New Delhi: The Digital Personal Data Protection (DPDP) Bill has been approved by the Union Cabinet. The approval clears the way for the Bill to be introduced in Parliament during the upcoming Monsoon Session, which begins on July 20.
The data protection legislation establishes standards for the management of personal data of Indian residents and requires explicit consent from those whose information is collected and used.
According to the official, over 20,000 comments on the draught bill were received, but they will not be made public. He also stated that there has been little difference between the draught that was circulated during public consultation and the final Bill that will be tabled in parliament. In response to Right to Information requests, the Union government has refused to provide copies of comments on the Bills from industry, civil society, and government bodies.
The Bill essentially allows ordinary people to complain to the Data Protection Board of India, which is made up of technical experts appointed by the government, if they have reason to believe that their personal data, such as cell phone numbers or Aadhaar numbers, has been used without their consent.
The DPDP Bill also specifies best practises for entities that collect personal data, how that data should be stored and processed to avoid breaches, and the rights of individuals whose data is being used. The Bill is based on an EU law, the General Data Protection Regulation, and lists 23 instances where consent for data recording is not possible.
The Bill includes a provision for entities to offer voluntary undertakings in order to avoid court litigation by admitting that a breach occurred and paying a penalty.
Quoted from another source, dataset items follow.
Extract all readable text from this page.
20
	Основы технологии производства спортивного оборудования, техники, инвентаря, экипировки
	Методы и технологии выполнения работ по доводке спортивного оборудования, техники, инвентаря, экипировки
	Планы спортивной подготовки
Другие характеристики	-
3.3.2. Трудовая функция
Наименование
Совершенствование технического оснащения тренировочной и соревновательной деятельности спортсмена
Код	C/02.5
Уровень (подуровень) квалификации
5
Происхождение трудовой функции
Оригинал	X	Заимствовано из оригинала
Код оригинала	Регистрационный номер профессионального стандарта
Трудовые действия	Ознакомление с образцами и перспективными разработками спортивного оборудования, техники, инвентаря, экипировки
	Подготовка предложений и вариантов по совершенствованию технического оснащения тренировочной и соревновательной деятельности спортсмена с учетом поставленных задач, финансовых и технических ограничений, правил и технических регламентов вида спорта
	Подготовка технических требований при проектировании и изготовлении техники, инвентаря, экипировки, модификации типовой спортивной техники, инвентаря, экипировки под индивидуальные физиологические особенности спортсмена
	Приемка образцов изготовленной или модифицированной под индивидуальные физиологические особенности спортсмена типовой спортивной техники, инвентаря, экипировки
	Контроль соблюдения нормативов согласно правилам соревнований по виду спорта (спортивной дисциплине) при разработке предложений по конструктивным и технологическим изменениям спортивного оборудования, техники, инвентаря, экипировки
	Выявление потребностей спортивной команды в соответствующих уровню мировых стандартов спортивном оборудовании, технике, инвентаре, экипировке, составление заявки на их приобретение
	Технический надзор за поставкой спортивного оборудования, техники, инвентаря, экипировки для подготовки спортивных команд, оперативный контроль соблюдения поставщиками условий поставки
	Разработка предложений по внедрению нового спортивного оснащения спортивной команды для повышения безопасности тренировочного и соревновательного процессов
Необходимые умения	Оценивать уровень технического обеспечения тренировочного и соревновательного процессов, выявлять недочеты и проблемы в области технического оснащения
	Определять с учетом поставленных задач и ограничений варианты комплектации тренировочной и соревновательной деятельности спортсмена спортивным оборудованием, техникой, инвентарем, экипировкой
The Data Protection Board of India, which would be established under the Act, would levy the fines. “In the event of a data breach, a penalty of Rs 500 crore would be imposed,” the official said.
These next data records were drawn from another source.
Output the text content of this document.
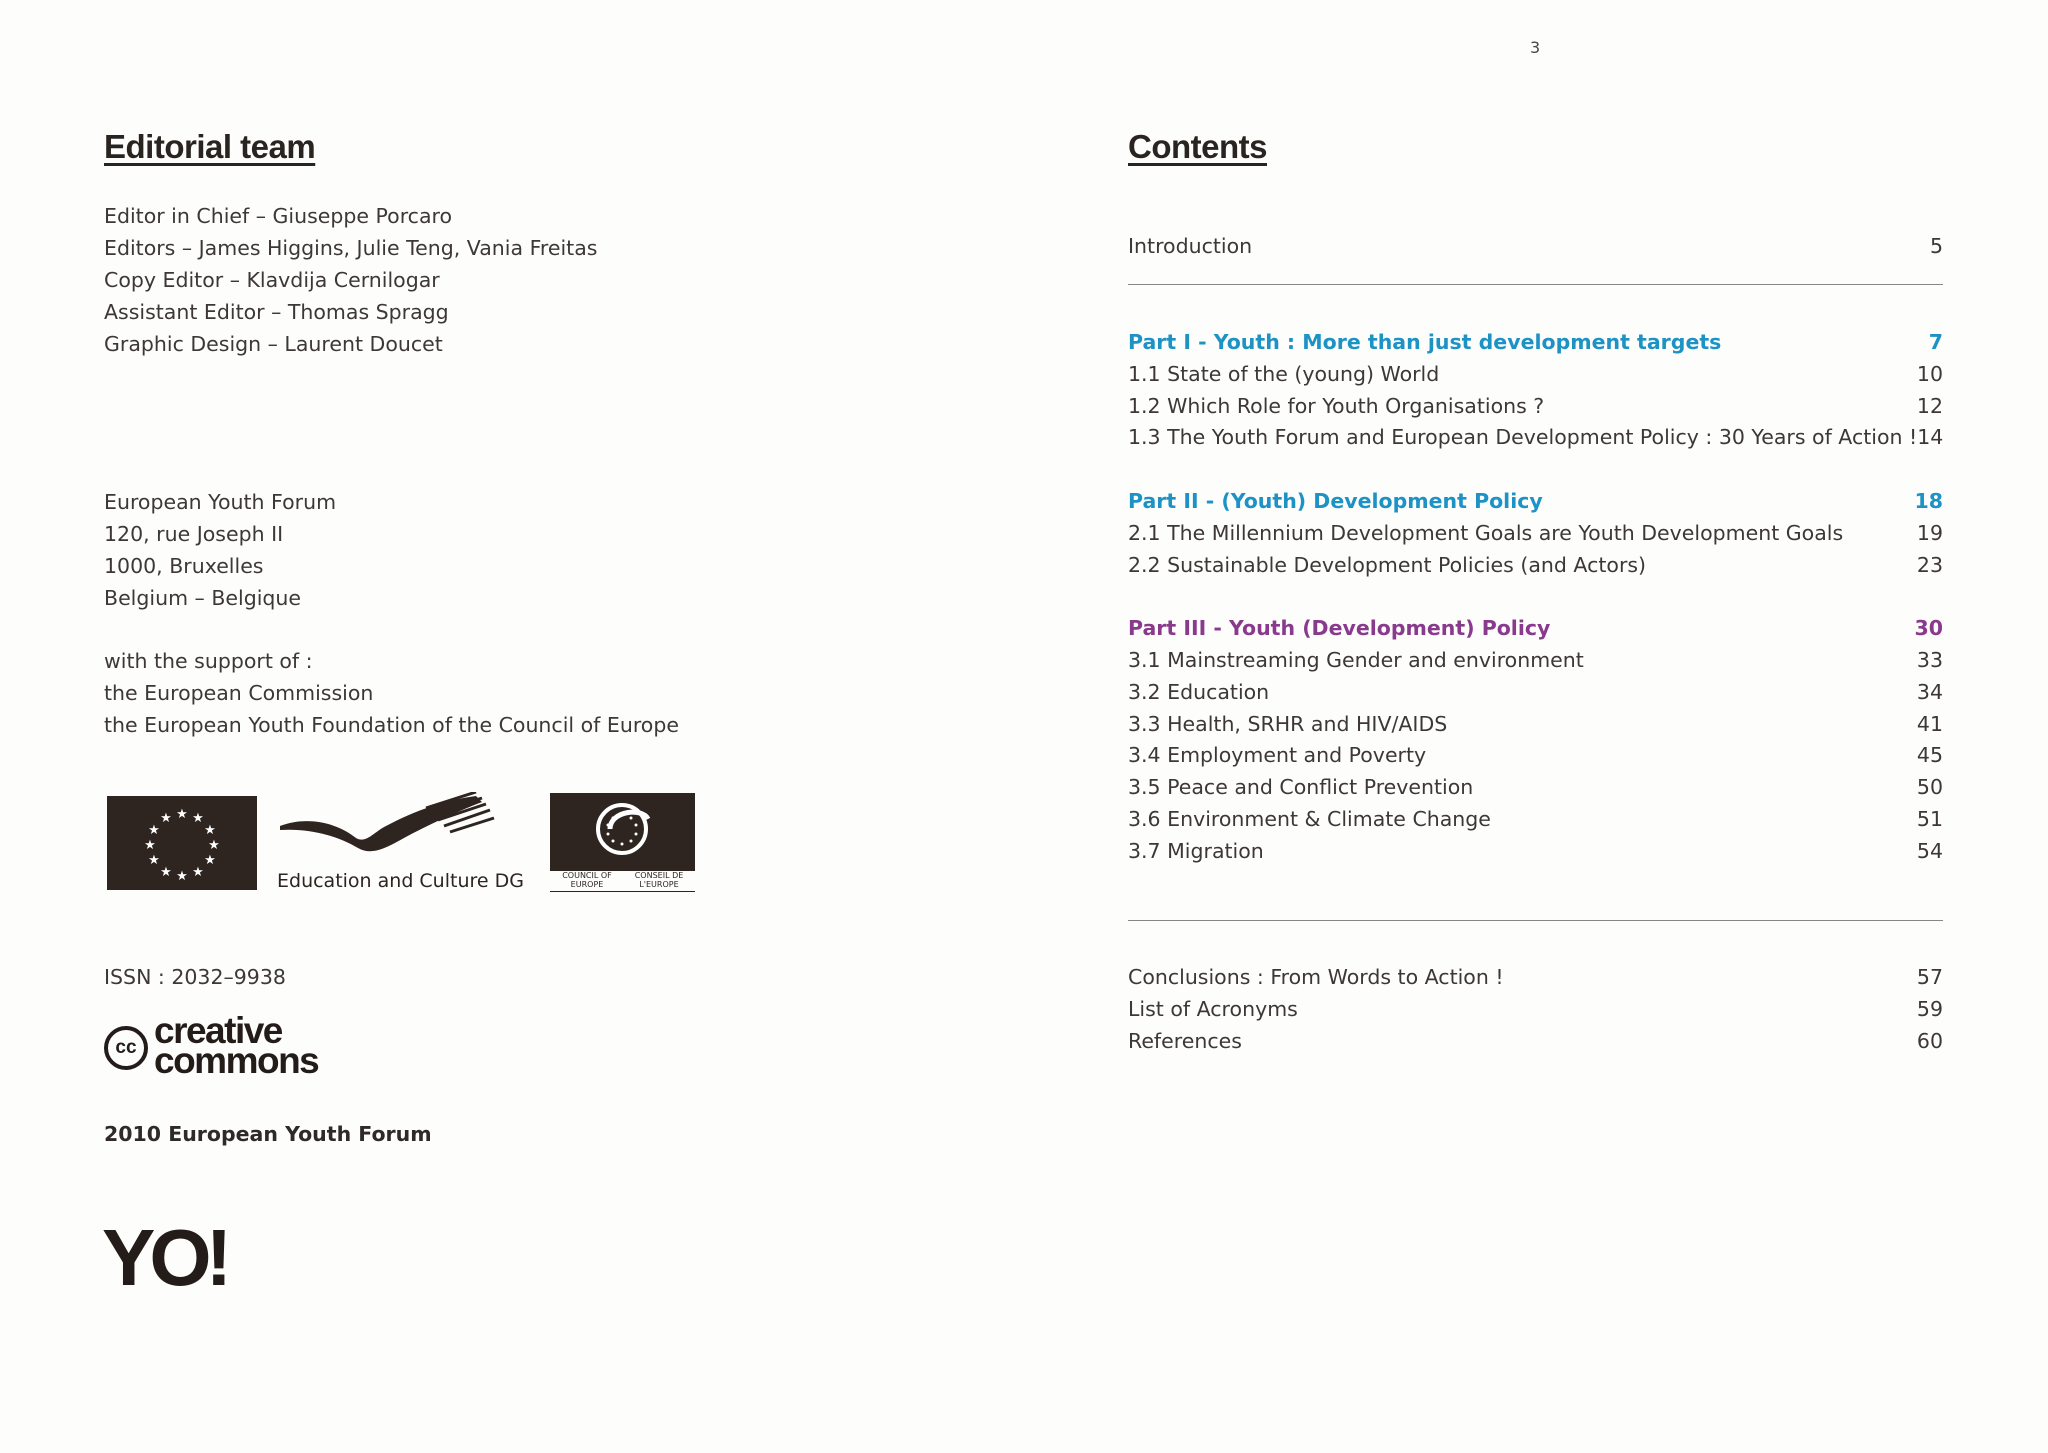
3
Editorial team
Editor in Chief – Giuseppe Porcaro
Editors – James Higgins, Julie Teng, Vania Freitas
Copy Editor – Klavdija Cernilogar
Assistant Editor – Thomas Spragg
Graphic Design – Laurent Doucet
European Youth Forum
120, rue Joseph II
1000, Bruxelles
Belgium – Belgique
with the support of :
the European Commission
the European Youth Foundation of the Council of Europe
★ ★
★
★
★
★
★
★
★
★
★
★
Education and Culture DG	COUNCIL OF EUROPE
CONSEIL DE L'EUROPE
ISSN : 2032–9938
cc creative
commons
2010 European Youth Forum
YO!
Contents
Introduction	5
Part I - Youth : More than just development targets	7
1.1 State of the (young) World	10
1.2 Which Role for Youth Organisations ?	12
1.3 The Youth Forum and European Development Policy : 30 Years of Action ! 14
Part II - (Youth) Development Policy	18
2.1 The Millennium Development Goals are Youth Development Goals	19
2.2 Sustainable Development Policies (and Actors)	23
Part III - Youth (Development) Policy	30
3.1 Mainstreaming Gender and environment	33
3.2 Education	34
3.3 Health, SRHR and HIV/AIDS	41
3.4 Employment and Poverty	45
3.5 Peace and Conflict Prevention	50
3.6 Environment & Climate Change	51
3.7 Migration	54
Conclusions : From Words to Action !	57
List of Acronyms	59
References	60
According to the latest draught, courts and law enforcement agencies are exempt from key requirements because “personal data is processed in the interest of prevention, detection, investigation, or prosecution of any offence or contravention of any law” or “personal data is processed by any court, tribunal, or any other body in India is necessary for the performance of any judicial or quasi-judicial function.”
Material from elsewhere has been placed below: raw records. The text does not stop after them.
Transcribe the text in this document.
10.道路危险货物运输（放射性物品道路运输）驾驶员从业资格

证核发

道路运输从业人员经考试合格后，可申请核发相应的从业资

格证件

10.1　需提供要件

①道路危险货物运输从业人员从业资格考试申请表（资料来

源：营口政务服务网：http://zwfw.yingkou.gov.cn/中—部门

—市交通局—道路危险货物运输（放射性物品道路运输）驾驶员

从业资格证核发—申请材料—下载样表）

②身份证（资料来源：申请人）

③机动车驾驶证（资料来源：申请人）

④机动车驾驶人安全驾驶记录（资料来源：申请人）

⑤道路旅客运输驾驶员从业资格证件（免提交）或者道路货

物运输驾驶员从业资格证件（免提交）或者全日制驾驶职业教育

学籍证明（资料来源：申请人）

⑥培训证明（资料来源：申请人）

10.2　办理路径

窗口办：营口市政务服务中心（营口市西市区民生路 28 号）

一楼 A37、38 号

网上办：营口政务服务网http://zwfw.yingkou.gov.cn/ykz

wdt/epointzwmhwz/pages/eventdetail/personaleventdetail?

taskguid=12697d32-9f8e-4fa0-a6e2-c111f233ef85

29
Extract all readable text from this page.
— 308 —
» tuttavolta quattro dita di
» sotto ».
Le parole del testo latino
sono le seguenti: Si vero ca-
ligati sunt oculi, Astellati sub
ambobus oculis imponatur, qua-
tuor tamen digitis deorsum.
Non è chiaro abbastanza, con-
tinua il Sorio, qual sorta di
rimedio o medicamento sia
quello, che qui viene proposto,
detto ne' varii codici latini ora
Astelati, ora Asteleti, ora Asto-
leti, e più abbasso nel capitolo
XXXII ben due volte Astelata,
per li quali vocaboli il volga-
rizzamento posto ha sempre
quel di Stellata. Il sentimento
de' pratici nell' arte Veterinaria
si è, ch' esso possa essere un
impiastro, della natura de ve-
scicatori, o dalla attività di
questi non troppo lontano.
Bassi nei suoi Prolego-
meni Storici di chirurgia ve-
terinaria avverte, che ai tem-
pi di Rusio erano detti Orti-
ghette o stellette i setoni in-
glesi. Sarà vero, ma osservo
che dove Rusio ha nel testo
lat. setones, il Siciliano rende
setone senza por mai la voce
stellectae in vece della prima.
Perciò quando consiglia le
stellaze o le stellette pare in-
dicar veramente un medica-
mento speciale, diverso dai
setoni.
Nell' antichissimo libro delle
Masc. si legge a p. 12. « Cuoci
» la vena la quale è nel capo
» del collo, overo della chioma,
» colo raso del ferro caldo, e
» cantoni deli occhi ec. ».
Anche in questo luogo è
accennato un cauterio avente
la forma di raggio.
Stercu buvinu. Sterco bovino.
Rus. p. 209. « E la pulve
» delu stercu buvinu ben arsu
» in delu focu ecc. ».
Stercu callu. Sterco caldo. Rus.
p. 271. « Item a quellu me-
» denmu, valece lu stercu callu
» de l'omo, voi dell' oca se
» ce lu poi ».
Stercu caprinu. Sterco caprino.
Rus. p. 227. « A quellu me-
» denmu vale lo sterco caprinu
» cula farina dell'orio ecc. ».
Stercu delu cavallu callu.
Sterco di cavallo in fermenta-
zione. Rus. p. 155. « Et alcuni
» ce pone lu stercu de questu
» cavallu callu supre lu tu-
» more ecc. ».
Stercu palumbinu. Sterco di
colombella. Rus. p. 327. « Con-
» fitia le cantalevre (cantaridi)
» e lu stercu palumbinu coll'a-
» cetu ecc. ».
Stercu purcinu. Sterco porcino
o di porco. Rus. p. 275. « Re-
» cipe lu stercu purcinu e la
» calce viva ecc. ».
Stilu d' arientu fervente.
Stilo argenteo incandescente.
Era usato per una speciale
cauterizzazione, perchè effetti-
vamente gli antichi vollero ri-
Concerns have been raised by right to information activists about an amendment to the RTI Act, 2005, included in the DPDP Bill that would prohibit government departments from sharing “personal information,” arguing that government departments may refuse to share information that could hold public officeholders accountable.
The Bill is the culmination of a process that began in 2017 with the K.S. Puttaswamy vs. Union of India decision, which declared that the right to privacy was a fundamental right as part of the right to life and liberty under Article 21 of the Constitution.